UN General Assembly adopts resolution to fight Holocaust denial
Tel Aviv, 20 January 2022 (dpa/MIA) - The United Nations General Assembly adopted a historic resolution against the denial and trivialization of the Holocaust, 80 years after the Wannsee Conference.
The text, introduced by Israel and Germany, was adopted unanimously in New York on Thursday. Among other things, the document calls on countries and tech companies to actively combat anti-Semitism and Holocaust denial.
German Foreign Minister Annalena Baerbock and Israeli Foreign Minister Yair Lapid welcomed the resolution in a joint statement.
"We are very concerned by the dramatic increase in Holocaust denial, distortion and revisionism," they said. "We carry an obligation to remember, to learn and to challenge the growth of Holocaust revisionism, denial and distortion both on and offline."
At the Wannsee Conference on January 20, 1942, senior Nazi officials discussed the systematic murder of up to 11 million Jews in Europe. The meeting sought to speed up the implementation of the genocide, and is considered one of the key dates in the history of the Holocaust.
Holocaust survivors also condemned the constant comparison of measures taken to contain the coronavirus pandemic with the suffering of the Jewish people during the Holocaust.
In a report published on Thursday, the Combat Anti-Semitism Movement (CAM) documented the growing online trivialization of the Holocaust over the past two years, identifying over 60 million comments linking measures taken to fight the pandemic with Holocaust terminology.
Making light of the Holocaust is increasingly part of mainstream discourse, the CAM report said. "Often fuelled by politicians, protesters march through the streets of their cities wearing yellow Stars of David," it writes.
Politicians in Europe, the US and even Israel have compared Covid restrictions to Nazi crimes against the Jews, something that plays into the hands of Holocaust deniers, according to CAM chair Sacha Roytman Dratwa. He called on policymakers and internet giants to "take this alarming trend seriously."
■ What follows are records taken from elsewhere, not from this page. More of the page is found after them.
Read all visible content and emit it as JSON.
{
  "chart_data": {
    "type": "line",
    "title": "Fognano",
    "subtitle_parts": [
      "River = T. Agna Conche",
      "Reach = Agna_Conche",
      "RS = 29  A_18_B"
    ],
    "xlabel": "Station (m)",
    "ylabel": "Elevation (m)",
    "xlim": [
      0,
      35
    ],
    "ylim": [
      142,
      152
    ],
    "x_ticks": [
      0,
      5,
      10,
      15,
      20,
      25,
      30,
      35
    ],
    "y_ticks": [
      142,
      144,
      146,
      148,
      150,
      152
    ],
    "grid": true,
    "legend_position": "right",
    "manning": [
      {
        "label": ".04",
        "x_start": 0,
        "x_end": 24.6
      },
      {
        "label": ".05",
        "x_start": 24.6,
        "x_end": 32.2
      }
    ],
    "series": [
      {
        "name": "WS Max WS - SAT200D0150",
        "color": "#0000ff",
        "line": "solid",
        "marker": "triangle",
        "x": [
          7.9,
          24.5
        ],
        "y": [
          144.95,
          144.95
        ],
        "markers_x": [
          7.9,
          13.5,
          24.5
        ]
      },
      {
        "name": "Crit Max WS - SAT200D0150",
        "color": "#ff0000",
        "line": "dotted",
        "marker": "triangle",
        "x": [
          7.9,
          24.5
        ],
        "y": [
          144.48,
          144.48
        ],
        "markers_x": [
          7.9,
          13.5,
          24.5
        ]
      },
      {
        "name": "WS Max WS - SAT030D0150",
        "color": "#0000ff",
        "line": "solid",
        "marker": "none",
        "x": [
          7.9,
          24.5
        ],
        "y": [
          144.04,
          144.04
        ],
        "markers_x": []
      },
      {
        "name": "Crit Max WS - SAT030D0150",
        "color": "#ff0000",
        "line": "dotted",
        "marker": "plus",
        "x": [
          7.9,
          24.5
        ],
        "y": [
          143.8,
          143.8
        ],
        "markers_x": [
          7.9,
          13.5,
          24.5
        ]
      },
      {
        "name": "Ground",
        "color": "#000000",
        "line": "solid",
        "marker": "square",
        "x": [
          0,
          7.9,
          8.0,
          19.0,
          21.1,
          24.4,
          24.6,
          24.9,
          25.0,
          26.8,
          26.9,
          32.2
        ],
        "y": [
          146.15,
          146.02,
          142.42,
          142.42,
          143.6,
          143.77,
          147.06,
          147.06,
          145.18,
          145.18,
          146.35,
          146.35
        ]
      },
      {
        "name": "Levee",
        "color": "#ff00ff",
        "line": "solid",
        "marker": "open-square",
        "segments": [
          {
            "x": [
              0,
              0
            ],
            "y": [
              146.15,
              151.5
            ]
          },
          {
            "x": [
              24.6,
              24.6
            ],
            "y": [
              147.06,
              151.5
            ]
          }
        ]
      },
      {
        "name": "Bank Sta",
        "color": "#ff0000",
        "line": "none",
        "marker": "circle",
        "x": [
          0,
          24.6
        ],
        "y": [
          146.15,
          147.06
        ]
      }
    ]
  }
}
"The trivialization of Nazi Germany's crimes against humanity fuels Holocaust deniers who seek to downplay Nazi transgressions and allowing it to flourish unchecked has created safe spaces for anti-Semitic conspiracies, outright Holocaust denial, and other extremist ideologies to spread," Roytman Dratwa said.
"These comparisons have opened a gateway for the revival of age-old anti-Semitic conspiracies including blaming Jews for the pandemic as purveyors of disease and accusing Jews of a vast conspiracy for global control through mandates."
Holocaust survivor Vera Grossman Kriegel, who was subject to cruel human experiments as a child by Nazi doctor Josef Mengele at Auschwitz, said she found comparisons between Mengele and vaccination advocates "deeply disturbing," adding: "Today we get injections to live, during the Holocaust we got them to die."
Dita Kraus, 93, another Holocaust survivor, expressed similar sentiments. "In the Holocaust, they wanted to exterminate the Jews. The 'Green Pass' exterminates Jews? That’s simply ridiculous. The comparison is so absurd, it is impossible to compare the Holocaust to anything. The Holocaust was unique, nothing is like the industrial-scale extermination of people in gas chambers. Nothing compares to this, and nothing ever will."
International March of the Living President Phyllis Heideman said, "Holocaust trivialization is a gateway to outright Holocaust denial, and we must act decisively against it. The fact that Holocaust survivors who are still with us must witness this is outrageous."
Posts on social media, news websites and various other forums in English, Spanish, French, Italian, Arabic and Hebrew were examined for the study. The vast majority of the comparisons, some 57 million, were written in English, with 2.6 million posts in Hebrew coming in a distant second.
The report was compiled as part of CAM's global campaign against Holocaust trivialization, in partnership with the International March of the Living, an organization that brings people from around the world to Poland and Israel to learn first hand about the Holocaust.